PCM: Ah, this reminds us of our recent chat about the spreading attack vector, and your analysis of ChatGPT.

SK: If we could just lay aside ChatGPT for a moment, let’s look at the bigger picture. Constant internal pressure to leverage new paths to digitization, exploding attack vectors and the shift in both professional and now personal liability for C-level executives and Board members has created additional layers of economic risk unprecedented in the history of business. My experience is that the board simply does not trust either the IT or Security leadership; they don’t trust that either team understands the business nor could make the right executive decisions were they in charge, and as a consequence, the board will not relinquish the reins of leadership outside of their domains. But a cyber savvy Board member tips the scales, in a favorable direction.
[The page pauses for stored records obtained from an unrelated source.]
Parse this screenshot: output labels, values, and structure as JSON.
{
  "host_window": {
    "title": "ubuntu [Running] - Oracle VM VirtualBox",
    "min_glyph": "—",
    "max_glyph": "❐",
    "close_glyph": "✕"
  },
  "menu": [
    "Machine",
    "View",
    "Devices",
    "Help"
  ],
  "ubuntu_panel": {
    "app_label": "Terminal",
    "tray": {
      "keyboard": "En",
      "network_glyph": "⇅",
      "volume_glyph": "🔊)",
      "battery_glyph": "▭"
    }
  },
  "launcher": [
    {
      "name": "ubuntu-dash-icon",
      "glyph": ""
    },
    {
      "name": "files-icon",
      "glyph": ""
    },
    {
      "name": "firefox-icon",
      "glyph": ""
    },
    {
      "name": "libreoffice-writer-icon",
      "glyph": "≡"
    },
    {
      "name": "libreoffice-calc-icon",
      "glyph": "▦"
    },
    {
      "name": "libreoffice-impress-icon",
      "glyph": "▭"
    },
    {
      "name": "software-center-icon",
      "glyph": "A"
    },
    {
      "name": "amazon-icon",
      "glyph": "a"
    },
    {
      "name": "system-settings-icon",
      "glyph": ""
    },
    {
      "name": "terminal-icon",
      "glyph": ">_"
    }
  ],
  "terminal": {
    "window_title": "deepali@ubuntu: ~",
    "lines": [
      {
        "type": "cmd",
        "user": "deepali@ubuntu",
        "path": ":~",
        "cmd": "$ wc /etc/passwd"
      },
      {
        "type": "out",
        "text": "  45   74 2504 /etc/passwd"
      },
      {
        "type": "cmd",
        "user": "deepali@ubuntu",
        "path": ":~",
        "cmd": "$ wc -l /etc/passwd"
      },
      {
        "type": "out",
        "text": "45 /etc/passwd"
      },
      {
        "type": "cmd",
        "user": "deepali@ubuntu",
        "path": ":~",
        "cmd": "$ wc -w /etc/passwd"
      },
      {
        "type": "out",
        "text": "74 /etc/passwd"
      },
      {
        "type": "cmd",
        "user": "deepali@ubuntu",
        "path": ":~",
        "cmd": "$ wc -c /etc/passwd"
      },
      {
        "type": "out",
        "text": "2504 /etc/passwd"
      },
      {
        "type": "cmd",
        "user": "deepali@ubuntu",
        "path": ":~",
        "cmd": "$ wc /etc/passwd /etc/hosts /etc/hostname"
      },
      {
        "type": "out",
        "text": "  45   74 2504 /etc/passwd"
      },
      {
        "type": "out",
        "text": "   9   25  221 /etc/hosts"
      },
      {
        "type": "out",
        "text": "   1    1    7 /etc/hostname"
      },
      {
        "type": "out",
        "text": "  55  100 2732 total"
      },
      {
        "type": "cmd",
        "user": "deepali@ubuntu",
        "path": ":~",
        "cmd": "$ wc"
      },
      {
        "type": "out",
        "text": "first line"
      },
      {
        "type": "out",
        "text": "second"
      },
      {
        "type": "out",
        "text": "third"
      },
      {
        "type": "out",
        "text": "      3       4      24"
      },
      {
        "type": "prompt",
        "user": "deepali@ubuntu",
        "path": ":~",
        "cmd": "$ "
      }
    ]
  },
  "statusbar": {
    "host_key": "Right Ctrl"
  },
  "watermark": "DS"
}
PCM: So it enables the strategy?

SK: Exactly. It means translating that strategy into language that the board will understand and contextualize outside the standard threat/consequence matrix, so that professional risk decision makers can make determinations aligned with realities that they can now understand. We may not be able to fix leadership issues at the national or international levels, but nothing stops us from doing so within our own domains.

And to close, security experts are treated as mythical knowledge priests, but held far more weirdly than doctors or chemists, as regular folks just don’t comprehend what these people actually do. Corporations give their CISOs lots of serious money, they weave some incomprehensible computer science together, and the board (too often) reads reports that no one understands and everyone prays that nothing bad happens on their watch. So the Wall Street Journal is right: go out and grab all the cyber pros you can. And we can help.